The most difficult issue is nuclear weapons. Today South Korea relies on “extended deterrence,” that is, on Washington’s willingness to engage in nuclear war to defend its military allies. The policy was believable when Pyongyang lacked any means to retaliate against a U.S. strike.
However, North Korea has developed nuclear weapons and is working on intercontinental ballistic missiles capable of hitting the American mainland. The Kim government has made steady progress in improving and expanding its missile arsenal. A few years ago the RAND Corporation and Asan Institute warned that later this decade “North Korea could have 200 nuclear weapons and several dozen intercontinental ballistic missiles (ICBMs) and hundreds of theater missiles for delivering the nuclear weapons.” The result could be even worse if Russia provides technical assistance as payment for North Korean aid in Moscow’s war against Ukraine.

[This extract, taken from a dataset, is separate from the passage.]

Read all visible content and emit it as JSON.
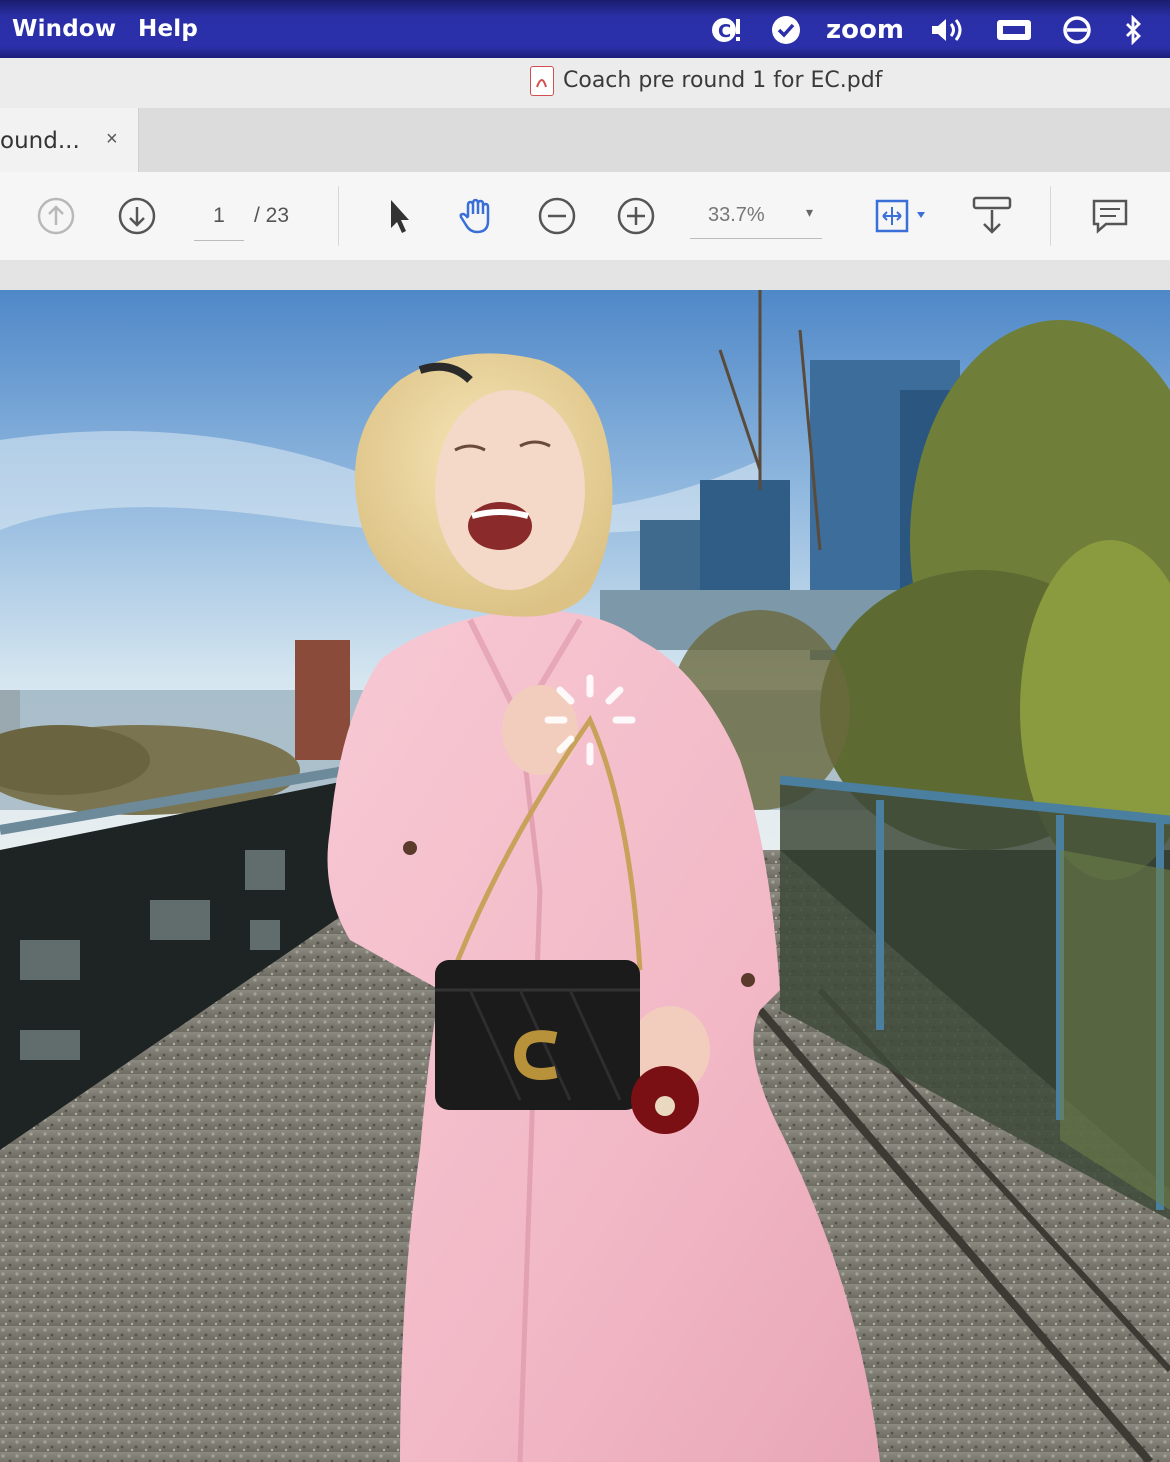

A majority of Americans view the North Korean nuclear program as a “critical threat,” but that is true only because the U.S. is entangled in what is effectively an extended civil war. Kim wouldn’t waste his time denouncing Trump if American troops weren’t on his border and American planes and ships weren’t deployed over and around the peninsula.
Once North Korea has acquired the capability to destroy American cities and kill millions of Americans, extended deterrence will become unwise, even irrational. Although the United States will always possess an overwhelming retaliatory capability, going to war against the DPRK would threaten to end the Kim dynasty. The regime could threaten to unleash “fire and fury” against the U.S. in response, bringing doom to both nations.
A South Korean Deterrent
The alternative is a South Korean nuclear weapon.

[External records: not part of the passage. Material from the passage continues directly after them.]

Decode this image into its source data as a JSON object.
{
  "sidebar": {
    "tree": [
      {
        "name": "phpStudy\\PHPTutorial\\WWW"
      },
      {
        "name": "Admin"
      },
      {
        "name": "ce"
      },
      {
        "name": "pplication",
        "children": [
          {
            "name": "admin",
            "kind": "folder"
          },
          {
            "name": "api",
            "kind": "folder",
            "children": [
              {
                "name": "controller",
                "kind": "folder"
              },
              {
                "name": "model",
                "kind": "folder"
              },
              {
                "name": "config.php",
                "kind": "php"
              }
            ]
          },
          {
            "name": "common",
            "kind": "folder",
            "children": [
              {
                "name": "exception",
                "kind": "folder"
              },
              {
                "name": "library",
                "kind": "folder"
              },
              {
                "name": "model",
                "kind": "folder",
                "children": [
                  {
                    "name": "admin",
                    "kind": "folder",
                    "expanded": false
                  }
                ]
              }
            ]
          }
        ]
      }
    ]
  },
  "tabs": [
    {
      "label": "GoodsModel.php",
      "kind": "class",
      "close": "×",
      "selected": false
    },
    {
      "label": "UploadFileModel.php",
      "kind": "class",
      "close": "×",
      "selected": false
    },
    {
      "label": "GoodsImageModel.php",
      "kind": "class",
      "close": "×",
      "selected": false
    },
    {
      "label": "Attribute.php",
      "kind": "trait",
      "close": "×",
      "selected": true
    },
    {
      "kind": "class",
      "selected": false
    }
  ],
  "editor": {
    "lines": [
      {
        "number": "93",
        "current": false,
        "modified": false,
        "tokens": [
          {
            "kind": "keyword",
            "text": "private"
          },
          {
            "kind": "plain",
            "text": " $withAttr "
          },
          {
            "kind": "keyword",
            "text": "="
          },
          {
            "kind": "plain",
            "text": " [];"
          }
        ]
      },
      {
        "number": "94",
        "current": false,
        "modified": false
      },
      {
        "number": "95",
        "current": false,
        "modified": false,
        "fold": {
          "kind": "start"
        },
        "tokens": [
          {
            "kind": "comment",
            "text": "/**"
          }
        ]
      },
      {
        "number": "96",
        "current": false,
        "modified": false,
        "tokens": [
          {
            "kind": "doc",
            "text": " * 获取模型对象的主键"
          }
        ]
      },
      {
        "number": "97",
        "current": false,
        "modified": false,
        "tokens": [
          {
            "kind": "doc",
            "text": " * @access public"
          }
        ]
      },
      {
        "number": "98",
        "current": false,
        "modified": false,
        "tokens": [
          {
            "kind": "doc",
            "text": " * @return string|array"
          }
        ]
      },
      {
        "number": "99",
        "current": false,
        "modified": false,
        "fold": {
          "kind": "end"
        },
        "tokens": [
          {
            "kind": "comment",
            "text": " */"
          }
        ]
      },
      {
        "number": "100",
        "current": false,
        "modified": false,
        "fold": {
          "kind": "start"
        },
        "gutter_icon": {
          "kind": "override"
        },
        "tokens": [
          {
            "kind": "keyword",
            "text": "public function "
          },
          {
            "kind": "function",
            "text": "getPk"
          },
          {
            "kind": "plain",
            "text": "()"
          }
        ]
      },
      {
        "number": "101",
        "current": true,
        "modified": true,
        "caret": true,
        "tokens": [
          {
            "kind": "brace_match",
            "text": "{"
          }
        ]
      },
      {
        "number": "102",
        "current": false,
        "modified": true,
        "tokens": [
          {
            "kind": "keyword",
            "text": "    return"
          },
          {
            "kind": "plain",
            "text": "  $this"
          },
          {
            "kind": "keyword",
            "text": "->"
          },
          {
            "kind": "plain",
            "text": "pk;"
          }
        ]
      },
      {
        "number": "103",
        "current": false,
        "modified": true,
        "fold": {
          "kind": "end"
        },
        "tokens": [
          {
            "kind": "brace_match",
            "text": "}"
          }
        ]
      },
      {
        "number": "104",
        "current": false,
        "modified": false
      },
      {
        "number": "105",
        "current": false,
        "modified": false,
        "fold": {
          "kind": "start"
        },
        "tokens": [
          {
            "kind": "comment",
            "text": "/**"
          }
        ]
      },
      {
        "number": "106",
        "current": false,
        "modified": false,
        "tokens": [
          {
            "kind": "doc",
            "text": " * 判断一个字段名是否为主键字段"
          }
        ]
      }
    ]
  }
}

Uncertain about Washington’s commitment when President Richard Nixon drew down American troops overseas, President Chun Doo-hwan began to develop nuclear weapons in the early 1970s. Only under strong pressure did he end the program. With Pyongyang’s continuing nuclear build-up, support for a South Korean bomb has surged. Governing elites are more skeptical, but a recent CSIS survey found that many of them would back an ROK program if U.S. military support wavered, as seemed likely with Trump’s return to the presidency.
Instead of waiting, Trump should jumpstart the process. In just a couple weeks he has done more than the other 13 postwar presidents combined to push the Europeans to take over responsibility for their own defense. He should do the same for South Korea.
The administration should initiate discussions with Seoul over the future of the alliance. The ROK should prepare to take over responsibility for its own defense, expanding its armed forces and military cooperation with friendly states. The Mutual Defense treaty should be revised, and U.S. troops should start coming home. And Seoul should seek dialogue with Pyongyang, indicating its willingness to forgo a major military expansion if the DPRK is prepared to build down. That may be unlikely, but the possibility should be explored.
The welcome end of the Cold War unleashed Washington’s arrogance and recklessness. The consequences were catastrophic—two decades of wars, hundreds of thousands of needless deaths, and trillions in wealth squandered. Trump should seize his opportunity to help create a new, more practical, security order.